While the project is only in its proposal stage, plans to convert 84th Street from one-way northbound to one-way southbound from Liberty to Atlantic Avenues and turn 89th Avenue from a two-way to a one-way street running eastbound between Woodhaven Boulevard and 97th Street have been met with resistance from residents and local civic groups.

“Both of these changes are not good for the community. They weren’t asked for by residents,” said Ed Wendell, president of the Woodhaven Residents Block Association (WRBA). “It doesn’t make very much sense, and it’s a bad change.”

Wendell said if the changes are implemented, the “symbiotic” relationship between Woodhaven and its adjacent neighborhood — Ozone Park — would suffer by the newfound difficulty that would come from traveling back and forth.

He said the 84th Street alteration would eliminate one of the main northbound entry points into Woodhaven, leaving only Woodhaven Boulevard and 76th Street as northbound roads that cross Atlantic Avenue.

“It’s like the doors of a supermarket — with the entrance and exit doors next to each other. If you close one of those doors, it’s going to cause problems. This cuts off one of the valuable entrances back into Woodhaven from Ozone Park. This is going to hurt both communities.”

Wendell also said turning 89th Avenue into a one-way street would severely inconvenience residents — some of whom would be forced to go “at least six blocks out of their way” to get home.

“In order to get home, the only way they can do it is to make this really awkward turn on Jamaica Avenue and Woodhaven Boulevard, which is congested already,” Wendell said. “That’s the move this is going to force all these people to make.
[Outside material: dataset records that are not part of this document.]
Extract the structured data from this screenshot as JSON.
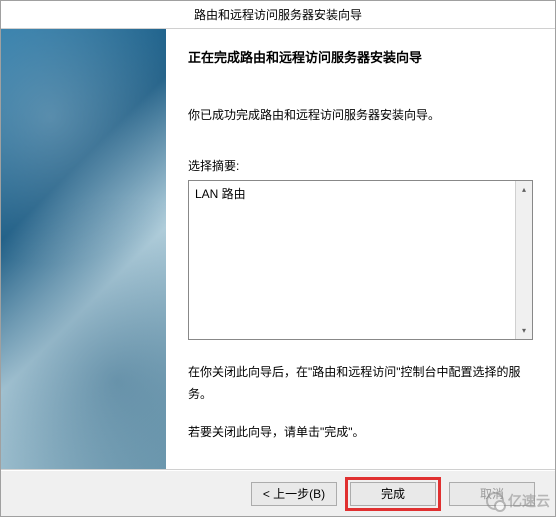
{
  "window": {
    "title": "路由和远程访问服务器安装向导"
  },
  "content": {
    "heading": "正在完成路由和远程访问服务器安装向导",
    "success_line": "你已成功完成路由和远程访问服务器安装向导。",
    "summary_label": "选择摘要:",
    "summary_text": "LAN 路由",
    "post_close_text": "在你关闭此向导后，在\"路由和远程访问\"控制台中配置选择的服务。",
    "finish_hint": "若要关闭此向导，请单击\"完成\"。"
  },
  "buttons": {
    "back": "< 上一步(B)",
    "finish": "完成",
    "cancel": "取消"
  },
  "watermark": {
    "text": "亿速云"
  }
}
These residents are not going to have a choice. It’s going to be the only way to get home.”

According to the Department of Transportation (DOT), the request to convert 89th Avenue to a one-way operation came from Community Board 9 (CB 9) in 2008 due to the narrow roadway width, coupled with parking on both sides. The westbound direction was recommended to foster the safe curbside drop-off of students, a DOT spokesperson said.

CB 9 has yet to vote on the proposal, according to District Manager Mary Ann Carey, due to “so much controversy” revolving around the issue. The board postponed the original meeting to vote on the plans in order to seek more input from the community, although Carey said CB 9 sent out notices to residents back in 2008 when she said the plans were first proposed.

“There are so many different opinions. There are a few who are for it, but there are so very many who spoke in opposition of it. CB 9 more than likely goes with the community, but when the community is divided, it’s hard to decide,” Carey said.

The proposals will be voted on during a public hearing scheduled for February 1 at 7 p.m. at St. Elizabeth’s Church in Ozone Park.

Carey said that although feedback from the community board carries a lot of weight, the city Department of Transportation (DOT) will make the final call.